As fate would have it, one day I wondered about these dynamics if a company literally has a significant percentage of its clientele as actual criminals. I believe the criminalization or objectification of clients is sometimes used to justify poor service. Clients become instrumental or mere pawns in a company’s business model. If the clients were indeed criminals, how exactly should this change the quality of service? The answer is that from the standpoint of a service provider, it should not matter at all. Clients might be made out to be monsters or problem clients (teratogenesis = monster making); but what if in fact most of the clients are normal? What if the cause of their questionable behaviour is not an inherent aspect of the client but related to how they are treated? In order for this assertion to be valid, the skewed response to environmental conditions needs to persist in relation to different agents that might be triggering a teratogenic response.
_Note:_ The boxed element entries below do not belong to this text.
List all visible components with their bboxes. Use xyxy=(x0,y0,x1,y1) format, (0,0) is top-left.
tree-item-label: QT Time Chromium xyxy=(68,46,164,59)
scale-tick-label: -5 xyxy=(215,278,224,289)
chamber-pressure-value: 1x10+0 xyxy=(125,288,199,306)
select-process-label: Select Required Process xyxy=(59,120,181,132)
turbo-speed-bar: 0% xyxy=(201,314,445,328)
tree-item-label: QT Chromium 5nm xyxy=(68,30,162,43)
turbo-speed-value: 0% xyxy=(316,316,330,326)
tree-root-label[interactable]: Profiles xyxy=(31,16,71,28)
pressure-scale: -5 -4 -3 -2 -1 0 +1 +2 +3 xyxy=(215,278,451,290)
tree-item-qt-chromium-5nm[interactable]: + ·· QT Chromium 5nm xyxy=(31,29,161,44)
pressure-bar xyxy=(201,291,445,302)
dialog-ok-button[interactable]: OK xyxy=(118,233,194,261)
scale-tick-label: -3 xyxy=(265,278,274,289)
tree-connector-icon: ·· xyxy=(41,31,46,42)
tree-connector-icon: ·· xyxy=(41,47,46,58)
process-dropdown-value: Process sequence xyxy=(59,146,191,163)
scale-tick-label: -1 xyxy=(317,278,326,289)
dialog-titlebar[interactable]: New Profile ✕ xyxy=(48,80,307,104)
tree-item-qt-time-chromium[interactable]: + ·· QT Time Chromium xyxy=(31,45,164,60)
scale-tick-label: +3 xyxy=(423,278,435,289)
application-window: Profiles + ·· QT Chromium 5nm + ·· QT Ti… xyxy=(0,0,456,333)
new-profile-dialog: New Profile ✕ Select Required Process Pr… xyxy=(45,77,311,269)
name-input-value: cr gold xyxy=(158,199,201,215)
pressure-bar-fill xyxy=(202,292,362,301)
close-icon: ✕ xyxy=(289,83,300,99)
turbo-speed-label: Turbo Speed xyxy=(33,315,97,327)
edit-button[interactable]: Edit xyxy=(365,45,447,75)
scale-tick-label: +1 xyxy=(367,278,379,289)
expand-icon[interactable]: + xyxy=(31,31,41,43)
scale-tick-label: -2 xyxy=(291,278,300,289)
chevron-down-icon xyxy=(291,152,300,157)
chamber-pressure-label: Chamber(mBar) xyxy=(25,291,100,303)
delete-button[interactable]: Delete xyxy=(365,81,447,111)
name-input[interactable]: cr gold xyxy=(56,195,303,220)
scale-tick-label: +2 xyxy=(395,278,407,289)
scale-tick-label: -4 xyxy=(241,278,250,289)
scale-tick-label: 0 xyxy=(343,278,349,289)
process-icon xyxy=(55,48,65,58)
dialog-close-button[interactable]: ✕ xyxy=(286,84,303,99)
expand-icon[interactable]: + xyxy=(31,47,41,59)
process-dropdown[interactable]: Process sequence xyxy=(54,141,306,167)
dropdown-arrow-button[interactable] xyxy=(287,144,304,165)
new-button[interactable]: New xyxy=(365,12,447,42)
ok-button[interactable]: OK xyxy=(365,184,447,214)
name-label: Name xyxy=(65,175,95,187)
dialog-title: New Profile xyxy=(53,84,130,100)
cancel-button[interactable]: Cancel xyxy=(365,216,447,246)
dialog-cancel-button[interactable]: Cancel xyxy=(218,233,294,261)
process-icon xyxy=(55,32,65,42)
I am certain that many people have been exposed to the following excuse during Covid-19: as a result of the pandemic, call centres are experiencing unsually high levels of volume. What if as a result of the pandemic, customers are experiencing an unusually poor level of service? Customers are being forced to call back repeatedly because service is just that poor. They are declared to have unusual or inappropriate service expectations. Their needs are discounted or dismissed.

Teratogenesis might be particularly evident in the case of monopolies or oligopolies such as big box stores and financial institutions. I would argue that the objectification and diminishment of customers might be at a high point because the pandemic provides a convenient excuse; but more than this, it provides the opportunity for teratogenic environments to develop (work-from-home operations) and behaviours to gain a foothold (apathetic or incapable agents).

Now as remote workforces become more common, it is important for this preconception of a captive audience to be addressed by organizations. It is necessary to identify and deal with teratogenic determinants whether these might be in the form of agents or certain problematic aspects of operations. It is at a teratogenic level – i.e. at the service rather than sales or transactional level – where customers are lost and might decide to move on.

Implications to Stats

An agent that triggers repetitive calling benefits from the fact that clients that call back might be randomly distributed to other agents. Just by bad luck, these other agents might get caught up in the Contact Series through no fault of their own. Using the percentage of unique callers is therefore an indirect and imprecise measurement – problematic by its lack of granularity. (The percentage of unique callers is however useful for adjusting market metrics in order to remove operationally-induced repetitive calling entrained in the market stats.) In relation to individual agents, the Contact Series Bias provides much more direct guidance. In situations where service is the focus rather than sales or transactions, metrics pertaining to the Contact Series Bais can be maintained.

Again, although it would be possible to have somebody actively listening to the calls and making suggestions, the advice would appear to be moot if it focuses on agents with superior RHS metrics or if it fails to improve the LHS metrics for problematic agents. Metrics for the Contact Series Bias can serve as the oversight. Correction or mitigation by a team leader or supervisor can be based on the guidance provided by these metrics in order to minimize the misdirection of scarce resources. The metrics would help organizations fix what is specifically known to be failing. It is therefore possible to quantify among customer service agents the extent to which particular employees might be burdening their coworkers or conversely helping to make their life easier for the team.